The Urbana-based managed-care company said it has completed the first nine-month phase of collaboration with the Champaign County Nursing Home, Clark-Lindsey Village and Heartland Health Care Center facilities in Champaign, Paxton and Normal.
The goal is not only to cut avoidable readmissions, but also to improve care and outcomes for Health Alliance Medicare Advantage members and lower costs, the company said.
With nearly one in five Medicare patients returning to the hospital within 30 days of being discharged, reducing readmissions has become a big focus in health care.
Readmissions cost Medicare $26 billion a year, and Medicare began fining hospitals last October for having excessive numbers of patients readmitted in connection with heart attack, congestive heart failure and pneumonia.
April Ogle, revenue management director for Health Alliance Medicare Advantage, said Health Alliance has seen a high percentage of readmissions from skilled nursing facilities, but this is the first time the company has tried working with any of the facilities to make a difference.
So far, Health Alliance doesn't have data to support that readmissions have declined over the past nine months of collaboration, but the company will be looking for that in the next three months, Ogle said.
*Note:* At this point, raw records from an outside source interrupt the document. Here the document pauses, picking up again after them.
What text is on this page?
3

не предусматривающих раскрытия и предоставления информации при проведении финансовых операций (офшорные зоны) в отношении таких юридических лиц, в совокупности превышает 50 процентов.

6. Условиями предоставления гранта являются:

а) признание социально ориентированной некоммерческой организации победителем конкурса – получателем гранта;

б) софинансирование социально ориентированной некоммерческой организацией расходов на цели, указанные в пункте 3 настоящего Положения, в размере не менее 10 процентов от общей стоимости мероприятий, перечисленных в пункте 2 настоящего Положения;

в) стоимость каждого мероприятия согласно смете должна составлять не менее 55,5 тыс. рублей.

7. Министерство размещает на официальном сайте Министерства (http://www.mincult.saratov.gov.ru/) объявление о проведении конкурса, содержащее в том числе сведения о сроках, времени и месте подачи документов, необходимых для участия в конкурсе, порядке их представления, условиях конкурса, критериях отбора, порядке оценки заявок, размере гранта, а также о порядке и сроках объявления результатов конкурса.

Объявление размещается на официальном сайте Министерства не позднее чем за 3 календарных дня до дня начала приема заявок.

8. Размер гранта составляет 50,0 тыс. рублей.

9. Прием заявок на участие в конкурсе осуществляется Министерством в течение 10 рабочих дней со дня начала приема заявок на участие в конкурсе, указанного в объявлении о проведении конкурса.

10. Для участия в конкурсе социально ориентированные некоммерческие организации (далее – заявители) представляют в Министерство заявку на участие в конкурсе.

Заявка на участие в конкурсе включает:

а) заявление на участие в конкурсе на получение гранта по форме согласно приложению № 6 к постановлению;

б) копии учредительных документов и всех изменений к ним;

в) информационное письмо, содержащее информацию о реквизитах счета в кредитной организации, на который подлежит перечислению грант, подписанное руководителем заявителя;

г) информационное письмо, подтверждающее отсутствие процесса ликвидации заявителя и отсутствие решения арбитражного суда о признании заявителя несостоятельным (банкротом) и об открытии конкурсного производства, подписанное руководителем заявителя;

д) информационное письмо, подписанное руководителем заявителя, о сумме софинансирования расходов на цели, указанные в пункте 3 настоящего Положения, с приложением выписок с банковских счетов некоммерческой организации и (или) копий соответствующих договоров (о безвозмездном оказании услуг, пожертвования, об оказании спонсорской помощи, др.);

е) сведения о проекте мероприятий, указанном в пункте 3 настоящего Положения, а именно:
Meanwhile, she said, there have been improvements that should lead to fewer readmissions.
Some facilities involved in the project have made staffing changes — for example, boosting shifts from eight hours to 10 hours, because more readmissions occur after an 8 a.m.-to-5 p.m. shift, Ogle said.
"Reducing the number of hand-offs between caregivers tends to result in a better coordination of care," said Dr. Robert Parker, Health Alliance's chief medical officer.
Nursing facilities have done more staff education, too, about what health services can be provided there rather than at a hospital, Ogle said.
Some other changes have included increasing medication reviews prior to patients being discharged and increasing end-of-life discussions and planning, according to Health Alliance.
A second, yearlong phase of the project, perhaps bringing in other skilled nursing facilities, is starting this month, Ogle said.